Someone posted a thread on Reddit a couple days ago asking "Do you have any interesting stories from working in retail?" to which someone responded with this:
I worked at Petco for a year when I was first out of high school. Here are some things you may not know about Petco:
- The first chore of the morning, 2 hours before the store opens, is checking all the enclosures and aquariums for dead animals and removing them.
- I'm not talking about a quick glance. I'm talking about getting a big carton and a net and scooping the hundreds of dead fish into the carton. Sometimes half the fish would die overnight in the summer.
- Similarly, about half the hamsters from each shipment end up dead either before someone buys them or right after some little kid gets a hamster as a present, just in time to ruin their birthday.
- If you return a dead animal within 14 days, you can get a refund, but you have to bring the corpse in.
- All these little corpses are shoved in a giant chest freezer in the back room, the same room where sick animals are stuffed while they're "treated" (usually with the wrong medications and administered in the wrong way) until they die and go in the freezer too.
- Every couple weeks somebody has to clean out the freezer and drive the corpses to a veterinarian who can send them for incineration.
- Oh, and if a fish gets sick, you're not allowed to isolate it to prevent it from infecting the others. You have to let them all get sick and most die.
- Official store policy if an animal gets pregnant because of an accident or a broken enclosure is that it should be isolated in a back room until it delivers its litter and then the babies should be adopted out or put into inventory and sold. Unofficial policy at most stores is sell the pregnant animals for snake food first to avoid dealing with a litter.
- Official store policy if an animal is sick or injured is to take it to a veterinarian or have a veterinarian come to the store. Unofficial store policy, again, is sell it as snake food to save money.
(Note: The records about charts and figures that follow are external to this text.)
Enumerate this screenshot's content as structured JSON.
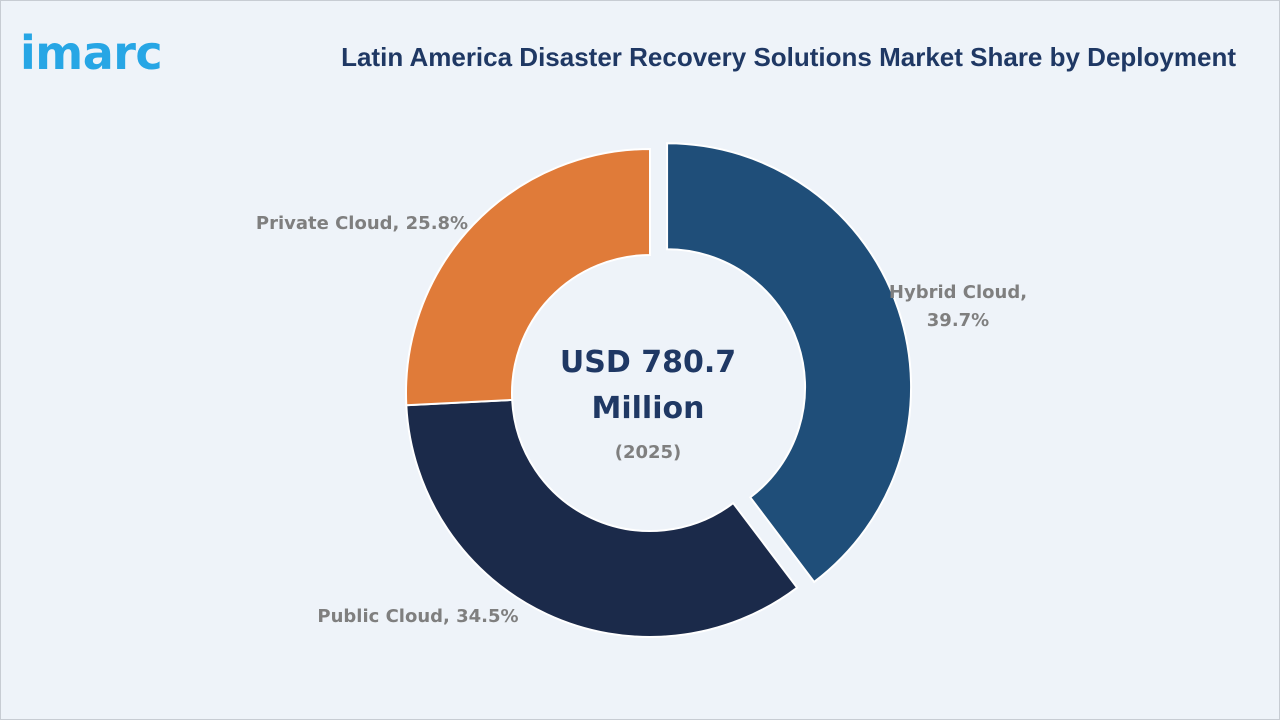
{
  "brand": {
    "logo_text": "imarc",
    "logo_color": "#27a6e5"
  },
  "chart_data": {
    "type": "pie",
    "title": "Latin America Disaster Recovery Solutions Market Share by Deployment",
    "center_text": {
      "value_line1": "USD 780.7",
      "value_line2": "Million",
      "year": "(2025)"
    },
    "slices": [
      {
        "name": "Hybrid Cloud",
        "value": 39.7,
        "label_lines": [
          "Hybrid Cloud,",
          "39.7%"
        ],
        "color": "#1f4e79",
        "exploded": true
      },
      {
        "name": "Public Cloud",
        "value": 34.5,
        "label_lines": [
          "Public Cloud, 34.5%"
        ],
        "color": "#1b2a4a",
        "exploded": false
      },
      {
        "name": "Private Cloud",
        "value": 25.8,
        "label_lines": [
          "Private Cloud, 25.8%"
        ],
        "color": "#e07b39",
        "exploded": false
      }
    ],
    "legend": "none"
  }
}
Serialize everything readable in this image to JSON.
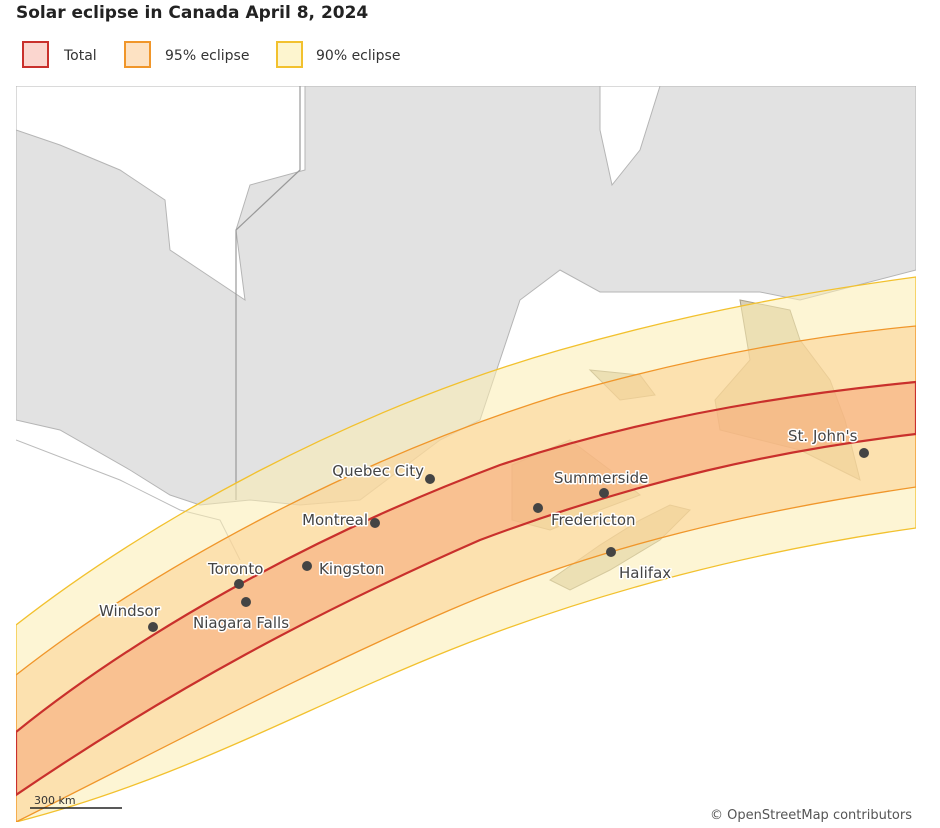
{
  "title": "Solar eclipse in Canada April 8, 2024",
  "legend": [
    "Total",
    "95% eclipse",
    "90% eclipse"
  ],
  "cities": [
    "Quebec City",
    "Montreal",
    "Kingston",
    "Toronto",
    "Niagara Falls",
    "Windsor",
    "Summerside",
    "Fredericton",
    "Halifax",
    "St. John's"
  ],
  "scale": "300 km",
  "attribution": "© OpenStreetMap contributors"
}
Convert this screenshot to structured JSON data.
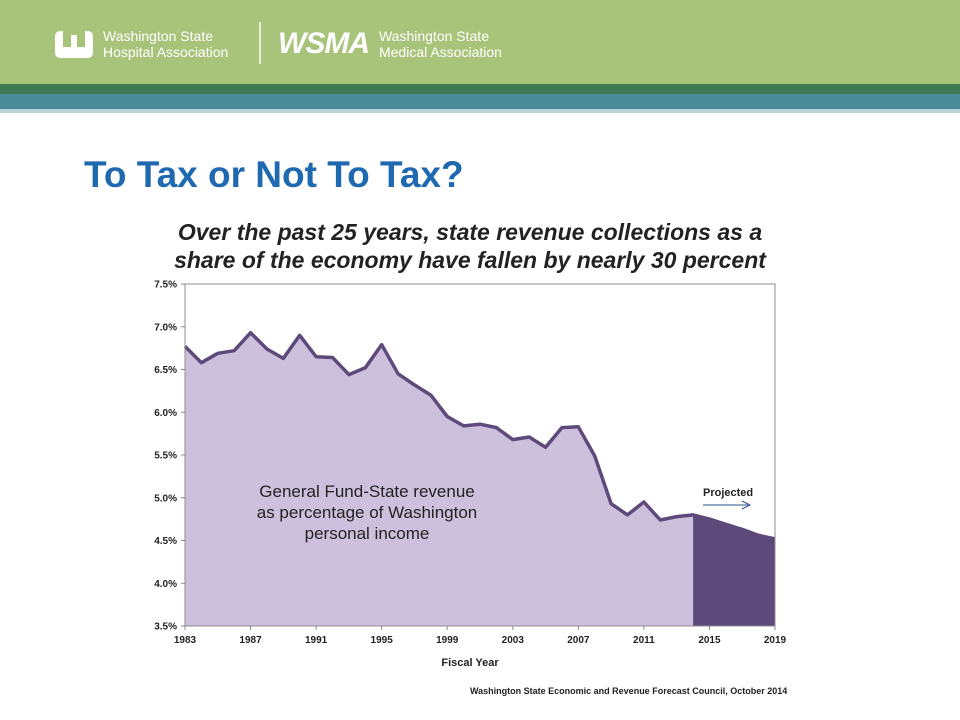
{
  "header": {
    "logo1": {
      "line1": "Washington State",
      "line2": "Hospital Association"
    },
    "logo2": {
      "mark": "WSMA",
      "line1": "Washington State",
      "line2": "Medical Association"
    }
  },
  "slide_title": "To Tax or Not To Tax?",
  "source": "Washington State Economic  and Revenue Forecast Council, October 2014",
  "colors": {
    "header_bg": "#a8c47a",
    "title": "#1f69b0",
    "area_actual": "#ccc0dc",
    "area_projected": "#5e4a7a",
    "line": "#5e4a7a"
  },
  "chart_data": {
    "type": "area",
    "title": "Over the past 25 years, state revenue collections as a share of the economy have fallen by nearly 30 percent",
    "xlabel": "Fiscal Year",
    "ylabel": "",
    "xlim": [
      1983,
      2019
    ],
    "ylim": [
      3.5,
      7.5
    ],
    "x_ticks": [
      "1983",
      "1987",
      "1991",
      "1995",
      "1999",
      "2003",
      "2007",
      "2011",
      "2015",
      "2019"
    ],
    "y_ticks": [
      "3.5%",
      "4.0%",
      "4.5%",
      "5.0%",
      "5.5%",
      "6.0%",
      "6.5%",
      "7.0%",
      "7.5%"
    ],
    "annotation": [
      "General Fund-State revenue",
      "as percentage of Washington",
      "personal income"
    ],
    "projected_label": "Projected",
    "projected_from": 2014,
    "series": [
      {
        "x": [
          1983,
          1984,
          1985,
          1986,
          1987,
          1988,
          1989,
          1990,
          1991,
          1992,
          1993,
          1994,
          1995,
          1996,
          1997,
          1998,
          1999,
          2000,
          2001,
          2002,
          2003,
          2004,
          2005,
          2006,
          2007,
          2008,
          2009,
          2010,
          2011,
          2012,
          2013,
          2014,
          2015,
          2016,
          2017,
          2018,
          2019
        ],
        "values": [
          6.77,
          6.58,
          6.69,
          6.72,
          6.93,
          6.74,
          6.63,
          6.9,
          6.65,
          6.64,
          6.44,
          6.52,
          6.79,
          6.45,
          6.32,
          6.2,
          5.95,
          5.84,
          5.86,
          5.82,
          5.68,
          5.71,
          5.59,
          5.82,
          5.83,
          5.49,
          4.93,
          4.8,
          4.95,
          4.74,
          4.78,
          4.8,
          4.75,
          4.69,
          4.63,
          4.56,
          4.52
        ]
      }
    ]
  }
}
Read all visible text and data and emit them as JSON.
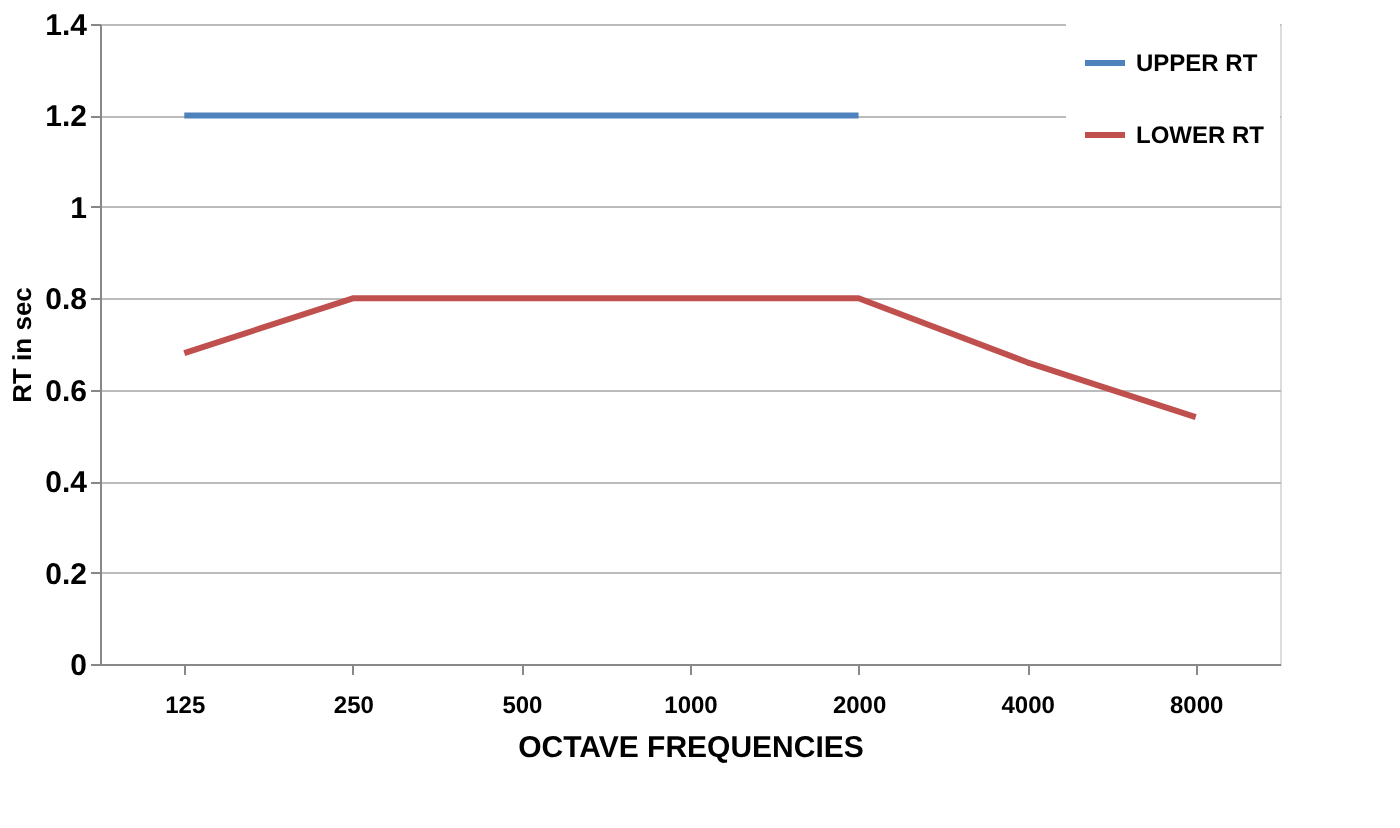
{
  "chart_data": {
    "type": "line",
    "xlabel": "OCTAVE FREQUENCIES",
    "ylabel": "RT in sec",
    "categories": [
      "125",
      "250",
      "500",
      "1000",
      "2000",
      "4000",
      "8000"
    ],
    "series": [
      {
        "name": "UPPER RT",
        "color": "#4f81bd",
        "values": [
          1.2,
          1.2,
          1.2,
          1.2,
          1.2,
          null,
          null
        ]
      },
      {
        "name": "LOWER RT",
        "color": "#c0504d",
        "values": [
          0.68,
          0.8,
          0.8,
          0.8,
          0.8,
          0.66,
          0.54
        ]
      }
    ],
    "ylim": [
      0,
      1.4
    ],
    "yticks": [
      0,
      0.2,
      0.4,
      0.6,
      0.8,
      1,
      1.2,
      1.4
    ],
    "grid": "y",
    "legend": "top right",
    "marker": "none",
    "line_style": "solid"
  }
}
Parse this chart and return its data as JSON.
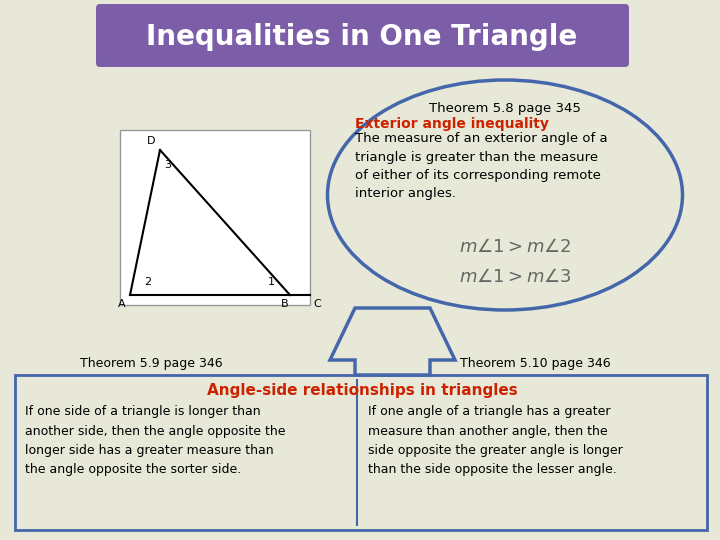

- Official store policy is that any associate can refuse a sale if they don't feel the animal will get proper care (with the exception of "feeder" animals which are the two most intelligent and personable species sold, rats and mice, yet aren't deserving of the same protection somehow). Unofficial store policy is that any associate who refuses a sale will get verbally berated and possibly fired.
- Where do all these animals come from? I'm so glad you asked. At most Petco stores, they come from Rainbow Exotics, a giant warehouse whose CEO once bragged about his brilliant idea to control escapees by inviting stray cats into the warehouse to catch and eat them. They've been videotaped stomping on animals to kill them and holding down female rabbits while a male rapes them instead of letting them mate naturally. Yeah, it was PETA who taped all that, but having dealt with them in the past, I believe it's true. If you refuse to take a shipment because the animals are sick, the delivery person will go outside and kill them rather than waste time and money shipping them back to the warehouse.
Don't buy animals from chain pet stores. Please.